Originally Posted by
Shaggy Hiker
Well, Sort does seem like a good approach, but it doesn't deal with matches the way you show you want to. What you might do is to start out with the Array.Sort method to get them into an order from highest to lowest, then take a second pass through the array giving them rank ordinals. The bigger question is where to put those.
What comes to mind at first would be to create a Dictionary(of X, Integer) where the Integer is the ordinal, but what should the X be? One option would be to make it Double, and have a value in there, except that won't work because you can't have duplicate keys. Another option would be to have a List(of List(of Double)) so that item 0 in the outer list is the rank, while the inner list held all the values.

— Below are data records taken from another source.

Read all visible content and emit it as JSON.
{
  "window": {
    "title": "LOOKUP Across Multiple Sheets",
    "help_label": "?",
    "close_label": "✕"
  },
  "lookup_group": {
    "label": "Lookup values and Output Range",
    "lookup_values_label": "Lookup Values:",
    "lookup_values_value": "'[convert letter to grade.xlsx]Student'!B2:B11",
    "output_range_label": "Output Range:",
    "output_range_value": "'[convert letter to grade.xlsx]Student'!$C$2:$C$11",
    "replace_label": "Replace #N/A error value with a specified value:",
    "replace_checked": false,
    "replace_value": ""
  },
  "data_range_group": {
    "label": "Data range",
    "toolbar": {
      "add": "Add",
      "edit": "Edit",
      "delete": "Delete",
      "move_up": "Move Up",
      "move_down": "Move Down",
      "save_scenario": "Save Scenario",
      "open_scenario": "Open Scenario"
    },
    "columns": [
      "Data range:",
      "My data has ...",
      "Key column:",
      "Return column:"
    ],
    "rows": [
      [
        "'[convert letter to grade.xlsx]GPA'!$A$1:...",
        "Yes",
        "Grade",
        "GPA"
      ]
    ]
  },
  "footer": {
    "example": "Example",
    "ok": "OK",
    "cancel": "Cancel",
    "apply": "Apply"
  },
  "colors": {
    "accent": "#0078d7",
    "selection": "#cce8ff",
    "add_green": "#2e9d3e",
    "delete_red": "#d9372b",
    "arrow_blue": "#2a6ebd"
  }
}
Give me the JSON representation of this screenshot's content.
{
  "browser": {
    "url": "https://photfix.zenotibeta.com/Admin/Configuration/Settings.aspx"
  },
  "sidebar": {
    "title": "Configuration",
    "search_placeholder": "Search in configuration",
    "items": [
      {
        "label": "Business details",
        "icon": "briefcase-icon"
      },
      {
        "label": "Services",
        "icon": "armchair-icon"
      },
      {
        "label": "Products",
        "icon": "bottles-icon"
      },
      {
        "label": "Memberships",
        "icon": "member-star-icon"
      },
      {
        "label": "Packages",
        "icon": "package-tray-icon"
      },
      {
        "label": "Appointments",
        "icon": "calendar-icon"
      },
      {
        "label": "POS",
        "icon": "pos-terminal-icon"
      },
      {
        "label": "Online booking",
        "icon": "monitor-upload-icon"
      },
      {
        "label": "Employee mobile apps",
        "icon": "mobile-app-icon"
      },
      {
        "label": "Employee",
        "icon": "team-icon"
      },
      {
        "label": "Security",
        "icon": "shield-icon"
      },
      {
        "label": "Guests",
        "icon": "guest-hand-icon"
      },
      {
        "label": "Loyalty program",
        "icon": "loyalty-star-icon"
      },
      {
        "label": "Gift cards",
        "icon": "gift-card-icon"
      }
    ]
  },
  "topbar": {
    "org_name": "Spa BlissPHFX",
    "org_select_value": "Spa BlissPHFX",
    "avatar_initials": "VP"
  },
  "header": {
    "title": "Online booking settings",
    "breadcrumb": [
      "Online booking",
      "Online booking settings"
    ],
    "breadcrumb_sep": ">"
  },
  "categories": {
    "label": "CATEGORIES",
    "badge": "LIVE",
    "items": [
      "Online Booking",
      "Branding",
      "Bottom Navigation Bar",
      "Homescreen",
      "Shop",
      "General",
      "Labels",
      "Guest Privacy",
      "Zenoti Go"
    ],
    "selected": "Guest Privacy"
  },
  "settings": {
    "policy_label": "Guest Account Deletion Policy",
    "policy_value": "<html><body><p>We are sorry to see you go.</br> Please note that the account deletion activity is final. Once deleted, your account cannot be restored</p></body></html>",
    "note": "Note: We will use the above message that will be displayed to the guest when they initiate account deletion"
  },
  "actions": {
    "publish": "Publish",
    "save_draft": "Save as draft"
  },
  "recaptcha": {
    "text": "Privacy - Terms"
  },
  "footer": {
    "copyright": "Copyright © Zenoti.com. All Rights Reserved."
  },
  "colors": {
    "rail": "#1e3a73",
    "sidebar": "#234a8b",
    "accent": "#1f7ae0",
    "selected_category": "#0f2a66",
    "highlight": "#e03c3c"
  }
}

That's pretty silly, though, because there isn't much point in having a list holding 10.95, 10.95.
Yet another option would be a Dictionary(of Integer,Decimal) where the keys would be the ranks 5, 4, 3, 2, 1, and the values would be the numbers. You might not have values for all ranks, just as you don't have a 3 in your example, but that wouldn't be too bad. It's also a bit silly, though, unless all you really want is the number.
What might be a better option is to put the rank number into the .Tag of the Textbox. For this, you'd put the values in an array, sort them, then iterate through the array. The highest value gets a 5, if the next value is the same as the first, then it also gets a 5, otherwise the rank gets decremented and the next value gets that new rank. Putting those back into the .Tag property of the textboxes wouldn't be difficult, though it all depends on whether you need to retain which textbox had the rank, or if you just needed to know which value had the rank.